On expiry of the three-month period under Art. 109(2) EPC 1973, the department of first instance whose decision is contested ceases to be responsible for the matter. Rectification of the decision is then no longer possible (T 778/06).
Art. 109(1) EPC provides an exception to the principle of general devolutive effect of the appeal, in order to allow an interlocutory revision. This exception has to be construed narrowly in connection with the interlocutory revision, and not as a broader entitlement for the department of first instance to decide whether an appeal is admissible (T 1973/09) (see also T 473/91 date: 1992-04-09, OJ 1993, 630, T 808/03 of 12 February 2004 date: 2004-02-12).

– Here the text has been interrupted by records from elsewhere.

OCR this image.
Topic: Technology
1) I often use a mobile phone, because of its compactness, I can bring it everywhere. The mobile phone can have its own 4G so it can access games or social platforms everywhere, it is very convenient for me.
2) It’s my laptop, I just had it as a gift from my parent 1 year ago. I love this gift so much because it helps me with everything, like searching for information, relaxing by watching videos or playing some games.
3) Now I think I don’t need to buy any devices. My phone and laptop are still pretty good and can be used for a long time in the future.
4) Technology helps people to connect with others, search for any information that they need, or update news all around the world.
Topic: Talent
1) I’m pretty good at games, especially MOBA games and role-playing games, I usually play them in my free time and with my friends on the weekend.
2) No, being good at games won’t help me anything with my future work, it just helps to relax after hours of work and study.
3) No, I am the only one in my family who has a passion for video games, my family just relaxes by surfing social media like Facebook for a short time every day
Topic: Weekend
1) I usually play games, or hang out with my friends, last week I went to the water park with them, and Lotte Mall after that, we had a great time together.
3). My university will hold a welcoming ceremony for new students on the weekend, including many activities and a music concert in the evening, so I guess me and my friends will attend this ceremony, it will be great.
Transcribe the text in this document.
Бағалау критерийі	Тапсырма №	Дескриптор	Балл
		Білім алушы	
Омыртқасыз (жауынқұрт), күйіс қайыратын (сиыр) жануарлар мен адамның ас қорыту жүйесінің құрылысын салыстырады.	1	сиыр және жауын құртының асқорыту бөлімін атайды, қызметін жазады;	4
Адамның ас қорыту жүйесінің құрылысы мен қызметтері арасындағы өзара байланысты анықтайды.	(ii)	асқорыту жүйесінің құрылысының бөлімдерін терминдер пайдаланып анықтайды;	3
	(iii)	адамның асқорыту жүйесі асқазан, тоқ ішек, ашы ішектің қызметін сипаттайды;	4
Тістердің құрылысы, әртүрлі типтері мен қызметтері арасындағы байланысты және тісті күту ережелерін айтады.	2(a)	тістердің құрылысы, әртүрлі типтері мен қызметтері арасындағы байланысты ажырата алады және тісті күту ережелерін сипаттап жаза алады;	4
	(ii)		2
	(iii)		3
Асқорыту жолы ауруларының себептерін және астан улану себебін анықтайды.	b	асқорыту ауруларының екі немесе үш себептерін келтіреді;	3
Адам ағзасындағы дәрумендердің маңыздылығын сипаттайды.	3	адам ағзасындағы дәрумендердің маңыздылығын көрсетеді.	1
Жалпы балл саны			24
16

In G 3/03 (OJ 2005, 344), the Enlarged Board of Appeal held that the object and purpose of interlocutory revision under Art. 109(1) EPC was to avoid, in the interest of procedural economy, any need to remit clear and straightforward cases to the boards of appeal, it being preferable for the department of first instance whose decision was contested to rectify the decision if it was immediately apparent to that department that its decision could not stand. As to reimbursement of the appeal fee in the event of an interlocutory revision, see chapter V.A.11.4.
In T 1558/18, the two oppositions against the patent had been withdrawn and so the appellant had not been opposed by any other party to the proceedings within the meaning of Art. 109(1) EPC. The appeal being admissible and also well founded with regard to a substantial procedural violation, the opposition division should have rectified its decision itself under Art. 109(1) EPC but had instead remitted the appeal straight to the board. In doing so, it had committed a further substantial procedural violation in relation to the appellant's right to be heard.
In T 638/01 a form was wrongly filled in and the appeal was sent by the formalities officer acting for the opposition division directly to the boards of appeal, bypassing the consideration for interlocutory revision. The board pointed out that since the granting of interlocutory revision in an appropriate case is mandatory, it followed a fortiori that considering a case for interlocutory revision in circumstances where the latter is possible is itself a mandatory procedural step. Since, however, the legislative purpose of Art. 109 EPC is overall procedural economy, it made no sense for the board to remit the case to the department of first instance for performance of this omitted step.